[Python-ideas] Why is nan != nan?

spir ☣ denis.spir at gmail.com
Sat Mar 27 10:30:03 CET 2010


On Fri, 26 Mar 2010 15:01:46 +1300
Greg Ewing <greg.ewing at canterbury.ac.nz> wrote:

> The more I think about it, the more I think that the
> only reason for needing NaNs in the first place is if
> you don't have, or don't want to use, an exception
> mechanism.
> 
> As Meyer points out, treating NaN == NaN as false is
> not fundamentally any more correct than treating it
> as true. One interpretation or the other might be
> appropriate in a particular algorithm, but this needs
> to be considered on a case-by-case basis.

[In a language or a given case where yielding a NaN does not raise an exception from scratch.]

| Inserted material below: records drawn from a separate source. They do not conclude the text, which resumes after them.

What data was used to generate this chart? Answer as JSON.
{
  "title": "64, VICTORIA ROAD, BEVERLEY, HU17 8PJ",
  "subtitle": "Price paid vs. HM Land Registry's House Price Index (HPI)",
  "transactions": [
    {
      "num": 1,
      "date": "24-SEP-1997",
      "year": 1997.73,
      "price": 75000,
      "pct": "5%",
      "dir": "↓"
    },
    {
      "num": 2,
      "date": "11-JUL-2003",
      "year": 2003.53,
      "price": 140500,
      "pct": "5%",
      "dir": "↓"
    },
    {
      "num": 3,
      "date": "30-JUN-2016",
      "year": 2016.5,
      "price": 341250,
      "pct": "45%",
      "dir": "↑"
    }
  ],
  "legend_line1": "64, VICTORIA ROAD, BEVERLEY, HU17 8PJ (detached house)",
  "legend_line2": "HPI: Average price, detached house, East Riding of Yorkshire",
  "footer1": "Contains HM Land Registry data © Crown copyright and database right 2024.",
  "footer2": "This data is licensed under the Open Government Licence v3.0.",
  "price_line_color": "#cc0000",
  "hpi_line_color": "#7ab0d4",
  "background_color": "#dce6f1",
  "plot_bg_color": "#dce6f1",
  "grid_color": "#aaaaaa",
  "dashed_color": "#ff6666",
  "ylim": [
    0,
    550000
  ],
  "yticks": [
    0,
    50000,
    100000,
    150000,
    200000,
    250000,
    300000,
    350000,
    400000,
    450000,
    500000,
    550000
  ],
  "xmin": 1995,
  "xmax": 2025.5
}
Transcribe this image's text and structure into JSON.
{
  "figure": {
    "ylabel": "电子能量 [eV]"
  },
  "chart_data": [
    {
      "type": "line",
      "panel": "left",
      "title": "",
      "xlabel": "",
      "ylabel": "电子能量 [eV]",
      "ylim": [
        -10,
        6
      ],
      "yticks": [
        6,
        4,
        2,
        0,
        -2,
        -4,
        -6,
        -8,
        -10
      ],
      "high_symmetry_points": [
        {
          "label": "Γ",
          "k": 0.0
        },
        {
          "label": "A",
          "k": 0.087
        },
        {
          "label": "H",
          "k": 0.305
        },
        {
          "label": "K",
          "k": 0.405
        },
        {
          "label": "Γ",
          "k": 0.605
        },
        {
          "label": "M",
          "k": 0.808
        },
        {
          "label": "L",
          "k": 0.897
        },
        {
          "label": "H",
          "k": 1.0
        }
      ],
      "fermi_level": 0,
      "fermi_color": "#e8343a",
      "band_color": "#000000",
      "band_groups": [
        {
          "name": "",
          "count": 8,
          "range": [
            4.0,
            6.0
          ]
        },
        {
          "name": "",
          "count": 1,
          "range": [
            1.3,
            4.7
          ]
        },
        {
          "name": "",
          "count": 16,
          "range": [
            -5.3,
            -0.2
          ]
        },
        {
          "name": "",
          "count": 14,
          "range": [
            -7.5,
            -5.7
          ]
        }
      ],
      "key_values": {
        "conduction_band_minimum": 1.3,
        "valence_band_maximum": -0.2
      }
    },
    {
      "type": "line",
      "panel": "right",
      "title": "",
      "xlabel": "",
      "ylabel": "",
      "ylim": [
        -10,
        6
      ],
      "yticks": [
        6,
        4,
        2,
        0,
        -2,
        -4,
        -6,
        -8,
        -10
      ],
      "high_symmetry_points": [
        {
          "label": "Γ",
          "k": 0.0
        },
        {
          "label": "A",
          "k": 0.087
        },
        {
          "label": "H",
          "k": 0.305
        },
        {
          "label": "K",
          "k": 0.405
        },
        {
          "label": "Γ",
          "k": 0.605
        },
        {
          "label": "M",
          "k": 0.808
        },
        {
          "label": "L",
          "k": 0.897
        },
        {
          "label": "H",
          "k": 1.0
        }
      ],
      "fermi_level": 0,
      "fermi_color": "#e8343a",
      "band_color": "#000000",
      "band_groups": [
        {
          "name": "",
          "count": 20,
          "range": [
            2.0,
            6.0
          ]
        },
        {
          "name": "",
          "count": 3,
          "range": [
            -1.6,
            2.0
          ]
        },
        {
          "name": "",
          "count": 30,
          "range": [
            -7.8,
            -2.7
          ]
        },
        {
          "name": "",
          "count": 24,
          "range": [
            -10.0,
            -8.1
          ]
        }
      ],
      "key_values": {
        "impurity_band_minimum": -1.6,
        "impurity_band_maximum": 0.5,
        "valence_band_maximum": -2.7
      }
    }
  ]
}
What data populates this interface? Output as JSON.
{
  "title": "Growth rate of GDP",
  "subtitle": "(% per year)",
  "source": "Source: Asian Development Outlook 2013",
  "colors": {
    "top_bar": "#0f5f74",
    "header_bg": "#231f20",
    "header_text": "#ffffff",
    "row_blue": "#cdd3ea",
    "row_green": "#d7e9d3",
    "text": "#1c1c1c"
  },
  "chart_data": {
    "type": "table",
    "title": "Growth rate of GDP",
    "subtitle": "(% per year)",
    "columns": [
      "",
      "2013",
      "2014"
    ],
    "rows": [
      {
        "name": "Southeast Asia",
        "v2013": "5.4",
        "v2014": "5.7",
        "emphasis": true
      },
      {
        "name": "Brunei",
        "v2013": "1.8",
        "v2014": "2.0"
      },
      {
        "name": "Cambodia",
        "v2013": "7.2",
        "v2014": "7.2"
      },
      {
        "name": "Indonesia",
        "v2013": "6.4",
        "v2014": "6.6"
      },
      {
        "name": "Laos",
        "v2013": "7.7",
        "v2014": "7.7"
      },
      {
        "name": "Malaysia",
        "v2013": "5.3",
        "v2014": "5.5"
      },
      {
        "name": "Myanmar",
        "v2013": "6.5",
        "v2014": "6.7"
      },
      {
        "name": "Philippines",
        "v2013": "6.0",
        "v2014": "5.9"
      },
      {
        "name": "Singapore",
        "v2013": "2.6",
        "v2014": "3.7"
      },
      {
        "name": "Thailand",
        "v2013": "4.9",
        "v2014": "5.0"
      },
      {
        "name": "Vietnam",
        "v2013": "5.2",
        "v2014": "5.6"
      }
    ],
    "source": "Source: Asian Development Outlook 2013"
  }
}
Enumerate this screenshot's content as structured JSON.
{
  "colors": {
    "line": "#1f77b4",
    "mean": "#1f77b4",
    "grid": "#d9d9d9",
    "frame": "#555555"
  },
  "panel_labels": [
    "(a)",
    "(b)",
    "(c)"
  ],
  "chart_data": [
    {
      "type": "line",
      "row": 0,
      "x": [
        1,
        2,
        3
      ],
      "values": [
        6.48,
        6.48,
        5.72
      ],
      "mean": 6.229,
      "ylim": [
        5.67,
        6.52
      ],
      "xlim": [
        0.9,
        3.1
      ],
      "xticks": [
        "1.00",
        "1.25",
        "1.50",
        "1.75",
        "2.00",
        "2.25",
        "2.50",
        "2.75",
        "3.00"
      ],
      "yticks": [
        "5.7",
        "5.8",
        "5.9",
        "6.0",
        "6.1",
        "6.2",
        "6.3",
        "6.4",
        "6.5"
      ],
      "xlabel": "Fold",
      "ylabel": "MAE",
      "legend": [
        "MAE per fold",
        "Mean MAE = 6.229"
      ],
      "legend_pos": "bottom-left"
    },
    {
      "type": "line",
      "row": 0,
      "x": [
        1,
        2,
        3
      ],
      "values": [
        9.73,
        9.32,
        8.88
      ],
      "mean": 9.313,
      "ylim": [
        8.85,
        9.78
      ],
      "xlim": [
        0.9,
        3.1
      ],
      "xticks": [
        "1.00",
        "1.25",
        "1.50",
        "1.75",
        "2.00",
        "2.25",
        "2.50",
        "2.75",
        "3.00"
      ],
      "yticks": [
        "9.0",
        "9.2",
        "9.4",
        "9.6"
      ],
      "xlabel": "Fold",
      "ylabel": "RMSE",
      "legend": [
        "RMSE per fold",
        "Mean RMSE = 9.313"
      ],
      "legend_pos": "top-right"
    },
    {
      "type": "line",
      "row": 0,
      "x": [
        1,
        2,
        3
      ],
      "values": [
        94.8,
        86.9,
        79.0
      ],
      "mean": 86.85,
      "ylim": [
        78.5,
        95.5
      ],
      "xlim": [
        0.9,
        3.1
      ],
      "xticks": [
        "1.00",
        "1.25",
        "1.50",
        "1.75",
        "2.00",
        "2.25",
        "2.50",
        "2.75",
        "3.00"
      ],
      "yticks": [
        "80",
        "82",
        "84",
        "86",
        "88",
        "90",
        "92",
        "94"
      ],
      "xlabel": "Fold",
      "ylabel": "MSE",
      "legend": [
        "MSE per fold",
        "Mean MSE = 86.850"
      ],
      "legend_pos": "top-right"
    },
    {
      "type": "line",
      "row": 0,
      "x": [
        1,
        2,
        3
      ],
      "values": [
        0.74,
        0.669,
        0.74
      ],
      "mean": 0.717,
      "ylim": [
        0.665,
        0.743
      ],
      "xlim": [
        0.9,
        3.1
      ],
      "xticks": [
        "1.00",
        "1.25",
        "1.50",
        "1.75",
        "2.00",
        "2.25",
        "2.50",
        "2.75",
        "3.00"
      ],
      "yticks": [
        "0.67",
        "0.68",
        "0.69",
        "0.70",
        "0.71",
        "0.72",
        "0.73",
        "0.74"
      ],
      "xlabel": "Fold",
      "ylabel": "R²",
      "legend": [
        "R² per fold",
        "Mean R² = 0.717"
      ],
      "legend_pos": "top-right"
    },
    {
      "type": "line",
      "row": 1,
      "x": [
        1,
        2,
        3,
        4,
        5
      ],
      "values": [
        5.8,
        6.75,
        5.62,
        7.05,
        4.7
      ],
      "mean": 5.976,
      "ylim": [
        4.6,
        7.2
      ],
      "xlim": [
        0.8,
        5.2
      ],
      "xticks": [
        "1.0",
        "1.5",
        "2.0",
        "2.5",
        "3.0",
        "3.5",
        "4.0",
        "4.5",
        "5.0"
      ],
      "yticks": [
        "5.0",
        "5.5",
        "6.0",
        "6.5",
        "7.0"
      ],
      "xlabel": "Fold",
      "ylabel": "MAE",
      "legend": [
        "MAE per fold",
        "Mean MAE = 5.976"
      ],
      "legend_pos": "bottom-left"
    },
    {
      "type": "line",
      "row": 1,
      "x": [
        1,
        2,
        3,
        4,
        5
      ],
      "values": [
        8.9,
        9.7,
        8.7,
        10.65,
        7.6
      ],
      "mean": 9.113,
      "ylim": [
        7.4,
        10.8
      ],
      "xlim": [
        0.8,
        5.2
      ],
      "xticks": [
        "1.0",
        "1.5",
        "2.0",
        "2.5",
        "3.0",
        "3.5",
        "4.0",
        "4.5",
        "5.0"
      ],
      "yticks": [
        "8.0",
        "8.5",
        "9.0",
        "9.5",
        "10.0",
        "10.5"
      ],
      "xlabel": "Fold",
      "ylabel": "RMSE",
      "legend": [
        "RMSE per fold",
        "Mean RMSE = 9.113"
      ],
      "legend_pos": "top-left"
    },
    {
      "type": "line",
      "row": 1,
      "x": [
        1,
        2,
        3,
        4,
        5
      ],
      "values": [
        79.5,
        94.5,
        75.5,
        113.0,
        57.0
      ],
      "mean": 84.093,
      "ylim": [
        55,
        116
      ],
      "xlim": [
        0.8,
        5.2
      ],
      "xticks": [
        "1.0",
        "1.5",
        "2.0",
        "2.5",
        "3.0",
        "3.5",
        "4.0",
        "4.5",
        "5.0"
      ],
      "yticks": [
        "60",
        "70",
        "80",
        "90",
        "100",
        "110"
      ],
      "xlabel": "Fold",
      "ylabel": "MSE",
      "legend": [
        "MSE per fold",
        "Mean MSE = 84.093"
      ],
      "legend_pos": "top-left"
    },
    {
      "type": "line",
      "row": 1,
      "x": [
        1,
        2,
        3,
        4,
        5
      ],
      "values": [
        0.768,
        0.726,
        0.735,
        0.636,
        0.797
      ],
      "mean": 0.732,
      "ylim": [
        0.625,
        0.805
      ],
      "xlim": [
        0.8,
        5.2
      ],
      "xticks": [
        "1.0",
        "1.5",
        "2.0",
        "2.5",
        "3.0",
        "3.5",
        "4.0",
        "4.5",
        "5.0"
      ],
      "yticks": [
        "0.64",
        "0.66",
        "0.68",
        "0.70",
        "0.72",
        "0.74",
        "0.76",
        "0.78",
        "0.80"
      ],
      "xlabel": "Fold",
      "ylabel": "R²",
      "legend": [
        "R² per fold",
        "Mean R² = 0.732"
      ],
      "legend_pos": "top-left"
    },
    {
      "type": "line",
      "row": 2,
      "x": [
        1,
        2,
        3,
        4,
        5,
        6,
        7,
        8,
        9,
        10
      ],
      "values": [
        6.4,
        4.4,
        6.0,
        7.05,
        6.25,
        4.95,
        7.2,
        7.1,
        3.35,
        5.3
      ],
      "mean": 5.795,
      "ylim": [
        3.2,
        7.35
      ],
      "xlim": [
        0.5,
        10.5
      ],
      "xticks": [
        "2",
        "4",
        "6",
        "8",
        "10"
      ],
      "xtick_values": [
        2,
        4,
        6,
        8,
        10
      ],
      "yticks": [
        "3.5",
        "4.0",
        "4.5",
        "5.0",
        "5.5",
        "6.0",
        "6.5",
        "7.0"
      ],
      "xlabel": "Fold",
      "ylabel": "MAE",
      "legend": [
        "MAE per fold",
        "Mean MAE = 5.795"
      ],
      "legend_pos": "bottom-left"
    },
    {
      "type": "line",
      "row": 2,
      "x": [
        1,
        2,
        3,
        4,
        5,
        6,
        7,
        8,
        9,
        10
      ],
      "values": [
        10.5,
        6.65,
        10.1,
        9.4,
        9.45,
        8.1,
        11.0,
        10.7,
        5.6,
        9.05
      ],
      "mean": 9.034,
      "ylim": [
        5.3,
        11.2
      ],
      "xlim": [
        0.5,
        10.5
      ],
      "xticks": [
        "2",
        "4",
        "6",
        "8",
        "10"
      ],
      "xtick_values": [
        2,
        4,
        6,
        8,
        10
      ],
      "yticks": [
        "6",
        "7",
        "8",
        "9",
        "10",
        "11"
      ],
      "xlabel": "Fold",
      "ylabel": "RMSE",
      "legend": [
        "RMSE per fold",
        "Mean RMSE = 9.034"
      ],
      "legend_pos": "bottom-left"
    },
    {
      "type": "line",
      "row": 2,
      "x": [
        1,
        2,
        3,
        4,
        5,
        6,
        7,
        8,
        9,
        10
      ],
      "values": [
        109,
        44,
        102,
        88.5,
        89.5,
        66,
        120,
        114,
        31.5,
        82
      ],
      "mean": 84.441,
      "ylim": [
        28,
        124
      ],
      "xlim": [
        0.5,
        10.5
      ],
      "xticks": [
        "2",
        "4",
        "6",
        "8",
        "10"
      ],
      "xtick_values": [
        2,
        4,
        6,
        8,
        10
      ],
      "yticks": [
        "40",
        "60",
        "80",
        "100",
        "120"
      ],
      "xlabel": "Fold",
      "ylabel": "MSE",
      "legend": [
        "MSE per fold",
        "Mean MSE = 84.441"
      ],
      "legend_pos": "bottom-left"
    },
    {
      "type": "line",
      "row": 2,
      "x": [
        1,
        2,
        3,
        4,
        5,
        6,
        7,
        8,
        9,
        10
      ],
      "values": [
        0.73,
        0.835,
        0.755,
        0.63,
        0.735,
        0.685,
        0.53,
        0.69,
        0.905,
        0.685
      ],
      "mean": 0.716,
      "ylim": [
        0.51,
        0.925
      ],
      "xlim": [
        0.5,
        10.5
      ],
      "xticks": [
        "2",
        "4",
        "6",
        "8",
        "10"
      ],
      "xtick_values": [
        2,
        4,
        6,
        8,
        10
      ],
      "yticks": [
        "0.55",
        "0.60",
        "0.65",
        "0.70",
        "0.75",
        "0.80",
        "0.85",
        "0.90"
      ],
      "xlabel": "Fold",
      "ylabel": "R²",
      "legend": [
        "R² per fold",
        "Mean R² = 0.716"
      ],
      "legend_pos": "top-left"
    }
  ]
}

It seems to me there are various comparison cases (esp. in an OO language, case 2):
-1- Comparing (any) Nan to non_NaN should return False.
	a = <expr yielding a NaN>
	b = 1
	a == b 	# ==> False
-2- Comparing a given NaN with itself should return True.
	a = <expr yielding a NaN>
	b = a
	a == b 	# ==> True
-3- Comparing various NaNs is the undefined case. Actually, I think it's the only case where a theoretical NaB makes sense. In my opinion, as Greg says, the python way would here be raising an exception. But only in that case.